Greatest movies are about humanity. While watching them, you feel anxiety, anger, fear, relief, exuberance, satisfaction, and all the emotional experiences the characters in the movie are going through. They are not about "right or wrong". They just show you the reality, point out and hightlight the problems, and perhaps give no answers, clues, or even hopes. After invoking your empathies, you are left with a long time digesting, identifying, and contemplating every little detail that has impressed you. The movie doesn't end, and it never will.

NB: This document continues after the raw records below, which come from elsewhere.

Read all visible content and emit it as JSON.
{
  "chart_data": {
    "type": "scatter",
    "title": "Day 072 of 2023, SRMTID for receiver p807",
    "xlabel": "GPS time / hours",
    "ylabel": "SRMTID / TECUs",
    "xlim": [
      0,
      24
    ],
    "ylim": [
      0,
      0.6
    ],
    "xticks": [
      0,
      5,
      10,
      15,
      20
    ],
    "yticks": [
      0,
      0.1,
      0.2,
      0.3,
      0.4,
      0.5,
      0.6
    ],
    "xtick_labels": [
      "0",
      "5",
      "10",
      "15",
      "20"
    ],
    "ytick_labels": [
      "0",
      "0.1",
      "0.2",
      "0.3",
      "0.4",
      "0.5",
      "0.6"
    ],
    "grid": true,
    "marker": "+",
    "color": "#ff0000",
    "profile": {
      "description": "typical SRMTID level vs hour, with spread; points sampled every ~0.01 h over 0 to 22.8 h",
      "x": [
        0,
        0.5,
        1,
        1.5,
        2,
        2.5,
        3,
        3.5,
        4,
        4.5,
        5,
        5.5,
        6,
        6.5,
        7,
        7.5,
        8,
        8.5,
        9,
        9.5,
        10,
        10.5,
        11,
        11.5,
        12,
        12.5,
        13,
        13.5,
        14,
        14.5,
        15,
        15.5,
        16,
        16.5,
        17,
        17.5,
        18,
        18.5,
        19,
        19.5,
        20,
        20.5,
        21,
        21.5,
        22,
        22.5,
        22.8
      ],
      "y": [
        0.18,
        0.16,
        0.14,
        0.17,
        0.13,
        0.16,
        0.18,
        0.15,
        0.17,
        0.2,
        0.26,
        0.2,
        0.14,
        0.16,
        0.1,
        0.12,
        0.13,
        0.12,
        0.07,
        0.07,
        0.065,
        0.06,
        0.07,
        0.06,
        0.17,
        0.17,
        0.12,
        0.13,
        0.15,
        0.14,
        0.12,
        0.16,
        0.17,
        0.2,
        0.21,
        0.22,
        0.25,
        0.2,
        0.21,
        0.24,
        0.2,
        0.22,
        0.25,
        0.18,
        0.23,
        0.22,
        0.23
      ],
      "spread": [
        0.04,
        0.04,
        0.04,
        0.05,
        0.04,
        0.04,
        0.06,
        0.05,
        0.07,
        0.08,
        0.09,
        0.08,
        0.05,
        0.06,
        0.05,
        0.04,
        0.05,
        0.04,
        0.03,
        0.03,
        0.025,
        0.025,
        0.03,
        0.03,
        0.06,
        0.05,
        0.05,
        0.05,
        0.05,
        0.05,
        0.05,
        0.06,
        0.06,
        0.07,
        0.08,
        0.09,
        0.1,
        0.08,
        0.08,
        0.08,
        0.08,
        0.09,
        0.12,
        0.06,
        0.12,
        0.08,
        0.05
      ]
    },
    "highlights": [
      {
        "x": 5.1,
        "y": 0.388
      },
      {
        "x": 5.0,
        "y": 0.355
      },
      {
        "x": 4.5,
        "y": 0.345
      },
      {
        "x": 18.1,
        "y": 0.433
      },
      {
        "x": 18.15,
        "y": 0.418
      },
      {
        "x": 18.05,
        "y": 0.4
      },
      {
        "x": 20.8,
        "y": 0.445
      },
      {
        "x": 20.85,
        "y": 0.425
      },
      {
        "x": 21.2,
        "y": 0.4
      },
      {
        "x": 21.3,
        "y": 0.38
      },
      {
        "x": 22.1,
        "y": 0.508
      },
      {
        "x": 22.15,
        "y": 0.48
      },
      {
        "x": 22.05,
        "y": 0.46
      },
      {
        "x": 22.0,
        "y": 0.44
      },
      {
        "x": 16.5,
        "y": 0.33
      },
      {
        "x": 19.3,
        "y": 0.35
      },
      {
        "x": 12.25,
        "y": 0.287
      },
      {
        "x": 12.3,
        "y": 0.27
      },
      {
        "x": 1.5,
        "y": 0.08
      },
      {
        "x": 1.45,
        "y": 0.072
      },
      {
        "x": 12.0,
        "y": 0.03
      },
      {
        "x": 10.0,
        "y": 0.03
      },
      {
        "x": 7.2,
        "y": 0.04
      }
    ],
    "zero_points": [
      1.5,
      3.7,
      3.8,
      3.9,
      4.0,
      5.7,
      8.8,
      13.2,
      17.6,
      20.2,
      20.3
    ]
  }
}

"Fanny and Alexander" is a simple story. A classical story about children and their merciless step-father. Fanny and Alexander are siblings. They should've lived a happy childhood in a wealthy family, had their father not died of heart attack. Their mom found a new husband, and moved, together with the two poor children, into a dull and disciplinary family. Ever since, Alexander stepped into constant conflicts with his new father who tried hard to conquer the young boy's mind and will. The disturbing stress escalated to a rude punishment of Alexander, after the step-father found out Alexander's fantasy about the tragedy of the step-father's ex-wife and their daughters. The rest of the movie is about how Alexander escapes this miserable life with the help of the family of his dead father. Although both Fanny and Alexander appear in the title of the movie, it is mainly about Alexander, about how his mentality and religion belief evolve in the face of the series of fortunate and unfortuante incidents and radical changes to his life.
The story is no way complex. A sophisticated movie doesn't need a complicated story. Life is a string of simple events threaded by unexpected coincidents and twists. Sophistication lies in the close and acute examination of normal human behavior, and the exposure of intellectual activities behind observations. "Fanny and Alexander" is such a movie.